Gerade im Zusammenhang mit den von den Stiftungen getragenen Farbenrevolutionen sind, wie am 8. Dezember bekanntgeworden, sowohl Soros’ Open Society Foundation als auch dessen Open Society Institute Assistance Foundation von Russland als ›unerwünschte‹ Organisationen klassifiziert und des Landes verwiesen worden. »Im Falle von George Soros«, schreibt Andreas von Rétyi »lassen sich bekanntlich massive Einflüsse auf Farbenrevolutionen und ausufernde soziale Unruhen aufzeigen, alles natürlich sämtlich zur Umsetzung einer demokratischen Ordnung, sei es im Zuge des Arabischen Frühlings, in Serbien, Georgien, Mazedonien oder in der Ukraine. An sich eine unfassbare Situation. Hier greift eine Privatperson sehr nachhaltig in die nationale und internationale Politik ein.« Zitiert wird in Rétyis Artikel der in Polen tätige Journalist und Publizist Konrad Stachnio, der im Oktober schrieb: »Ein jedes Mal, wenn ich sehe, dass George Soros etwas über Demokratie und die europäischen Werte sagt, weiss ich, dass etwas passieren wird. Das ist in der Ukraine der Fall, wo Soros erklärte, Demokratie sei die wichtigste Angelegenheit überhaupt; so sagt er auch, die europäischen Werte seien das Bedeutendste, weshalb wir Millionen Flüchtlinge in jedem Jahr zu akzeptieren hätten. Wie wird das enden? Wahrscheinlich wie üblich: Feuer, Aufstände, Regierungsumstürze und die totale Destabilisierung Europas, mehr oder weniger wie das kürzlich in der Ukraine der Fall war.« Sehr deutliche Worte. In Polen hatte Soros bereits 1988 die Stephan-Báthory-Stiftung gegründet, um sein Netzwerk in den folgenden Jahrzehnten weiter über die Welt zu spannen.  [5]
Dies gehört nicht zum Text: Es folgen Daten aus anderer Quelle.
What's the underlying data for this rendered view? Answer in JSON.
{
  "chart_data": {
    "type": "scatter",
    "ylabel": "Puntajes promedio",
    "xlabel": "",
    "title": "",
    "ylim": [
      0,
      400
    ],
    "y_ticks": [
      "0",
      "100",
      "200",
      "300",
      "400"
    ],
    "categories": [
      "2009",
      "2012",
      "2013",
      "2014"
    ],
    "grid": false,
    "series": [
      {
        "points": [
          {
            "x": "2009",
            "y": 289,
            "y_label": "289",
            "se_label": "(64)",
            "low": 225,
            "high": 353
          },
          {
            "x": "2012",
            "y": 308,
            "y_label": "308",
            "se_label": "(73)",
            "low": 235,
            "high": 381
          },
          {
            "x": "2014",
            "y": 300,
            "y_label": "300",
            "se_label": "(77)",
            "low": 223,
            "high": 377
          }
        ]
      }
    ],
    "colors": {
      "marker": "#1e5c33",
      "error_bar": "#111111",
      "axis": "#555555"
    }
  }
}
Putin hat die russischen Streitkräfte jetzt angewiesen, mit äusserster Härte gegen Provokationen in Syrien vorzugehen: Ziele, die die russische Infrastruktur bedrohen, seien sofort zu zerstören. Diese Warnung ist in erster Linie an das NATO-Mitglied Türkei gerichtet. Alle Kräfte, die die russischen Einheiten in dem Bürgerkriegsland gefährdeten, würden umgehend vernichtet, sagte der Oberbefehlshaber der russischen Armee am 11. Dezember. Der Einsatz in Syrien, so Putin, diene nicht irgendwelchen geopolitischen Zwecken und auch nicht  dem Test neuer Waffen, sondern sei nötig, weil die Entwicklung des IS eine Bedrohung für Russland darstelle. Positiv ist die Wende, die besagt, dass die russichen Luftschläge mit der USA und mit Israel abgestimmt würden, um Zwischenfälle zu vermeiden. Inzwischen hat Russland die türkischen Aktionen vor den UN-Sicherheitsrat gebracht, sehr zum Ärger der Türkei, und die USA hat mittlerweile den Druck auf Erdogan erhöht und sogar mehrfach öffentlich kritisiert, dass der Zugang der Terror-Miliz IS zu den internationalen Rohstoffmärkten über die Türkei immer noch offen sei.

Gemäss Putins Worten unterstützt Russland im Kampf gegen den IS auch die oppositionelle Freie Syrische Armee (FSA) mit Waffen, Munition und Luftunterstützung. Mehrere Einheiten der FSA kämpften gemeinsam mit regulären syrischen Truppen gegen die Extremisten in den Provinzen Homs, Hama, Aleppo und Raqqa.  [6]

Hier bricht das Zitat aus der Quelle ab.